Before I’d really committed myself to writing, I found
myself in a college class next to a guy who’d just sold a screenplay. He told
me about Milch’s “Idea of the Writer” lectures, which you can find online. As
someone who never had a writing mentor—had never really met a novelist until I
was in my twenties—those lectures were very helpful to me.
OBAAT: If you could look back and give aspiring
novelist Sam Wiebe one piece of advice, what would it be?
SW: Learn as
much about how the business works as possible, so that its ups and downs
disrupt your writing as little as possible. It’s easier to “make a living as a
writer” if you’re smart with money and averse to debt.

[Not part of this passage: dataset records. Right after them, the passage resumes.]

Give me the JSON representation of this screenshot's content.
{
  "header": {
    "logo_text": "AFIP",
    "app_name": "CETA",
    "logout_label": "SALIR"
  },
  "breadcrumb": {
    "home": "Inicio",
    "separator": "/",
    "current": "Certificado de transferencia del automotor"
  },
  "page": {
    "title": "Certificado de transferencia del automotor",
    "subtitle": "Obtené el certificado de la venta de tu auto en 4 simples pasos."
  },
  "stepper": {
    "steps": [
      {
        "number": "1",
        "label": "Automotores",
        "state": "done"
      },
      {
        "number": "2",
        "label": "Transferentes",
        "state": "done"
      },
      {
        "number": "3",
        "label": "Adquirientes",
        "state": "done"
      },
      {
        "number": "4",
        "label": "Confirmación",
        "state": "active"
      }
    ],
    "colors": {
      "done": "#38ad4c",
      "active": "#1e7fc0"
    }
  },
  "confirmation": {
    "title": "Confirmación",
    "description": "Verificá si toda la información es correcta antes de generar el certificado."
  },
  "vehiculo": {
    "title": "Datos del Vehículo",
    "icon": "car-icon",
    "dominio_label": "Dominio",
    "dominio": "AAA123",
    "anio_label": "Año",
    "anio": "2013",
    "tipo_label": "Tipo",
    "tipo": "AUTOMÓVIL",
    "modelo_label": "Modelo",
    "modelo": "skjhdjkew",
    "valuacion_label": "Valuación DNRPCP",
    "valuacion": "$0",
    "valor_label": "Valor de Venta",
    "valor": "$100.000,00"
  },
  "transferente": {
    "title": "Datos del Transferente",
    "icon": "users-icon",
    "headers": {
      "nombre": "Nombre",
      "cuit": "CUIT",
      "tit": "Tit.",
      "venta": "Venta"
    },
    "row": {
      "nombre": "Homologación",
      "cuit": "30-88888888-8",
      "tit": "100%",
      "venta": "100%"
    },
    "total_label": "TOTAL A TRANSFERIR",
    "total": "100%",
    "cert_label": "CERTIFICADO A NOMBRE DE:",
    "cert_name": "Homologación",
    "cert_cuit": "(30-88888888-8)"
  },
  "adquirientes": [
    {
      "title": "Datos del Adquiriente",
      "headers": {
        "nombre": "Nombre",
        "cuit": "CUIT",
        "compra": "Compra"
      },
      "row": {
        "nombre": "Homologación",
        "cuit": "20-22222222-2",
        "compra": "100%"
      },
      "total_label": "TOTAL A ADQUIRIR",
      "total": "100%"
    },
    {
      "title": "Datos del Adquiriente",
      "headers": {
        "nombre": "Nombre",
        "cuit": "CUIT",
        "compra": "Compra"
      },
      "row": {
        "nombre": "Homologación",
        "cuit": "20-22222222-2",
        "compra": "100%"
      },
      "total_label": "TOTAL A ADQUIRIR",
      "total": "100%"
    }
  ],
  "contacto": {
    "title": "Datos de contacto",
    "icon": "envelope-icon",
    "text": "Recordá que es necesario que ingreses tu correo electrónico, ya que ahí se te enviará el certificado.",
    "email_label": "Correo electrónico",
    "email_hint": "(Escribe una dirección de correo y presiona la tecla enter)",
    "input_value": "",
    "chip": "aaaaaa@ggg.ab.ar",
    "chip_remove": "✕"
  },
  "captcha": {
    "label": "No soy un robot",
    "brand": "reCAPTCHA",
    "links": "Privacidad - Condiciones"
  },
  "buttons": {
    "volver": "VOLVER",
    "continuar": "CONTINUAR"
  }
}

OBAAT: And now for the traditional final question:
what’s next?
SW: Hell and
Gone is out March 8th, and I’m thrilled with the response so far. I’ve got
a standalone thriller on submission, and I’m revising Wakeland 4 right now.
Thanks, Dana!
For what it is worth, I really enjoy and appreciate the relatively small number of bloggers like you that shine a light on authors that more people should know about and provide good interviews with them.
ReplyDeleteIn the recent past several bloggers I have really grown to enjoy reading have disappeared and it seems to be getting harder to find those that don't focus on the writers/creators that seem to suck up all the attention that others deserve.
Thank you. I admit, blogging nowadays sometimes seems a little like talking to trees, so your comment is much appreciated. Thanks for stopping by.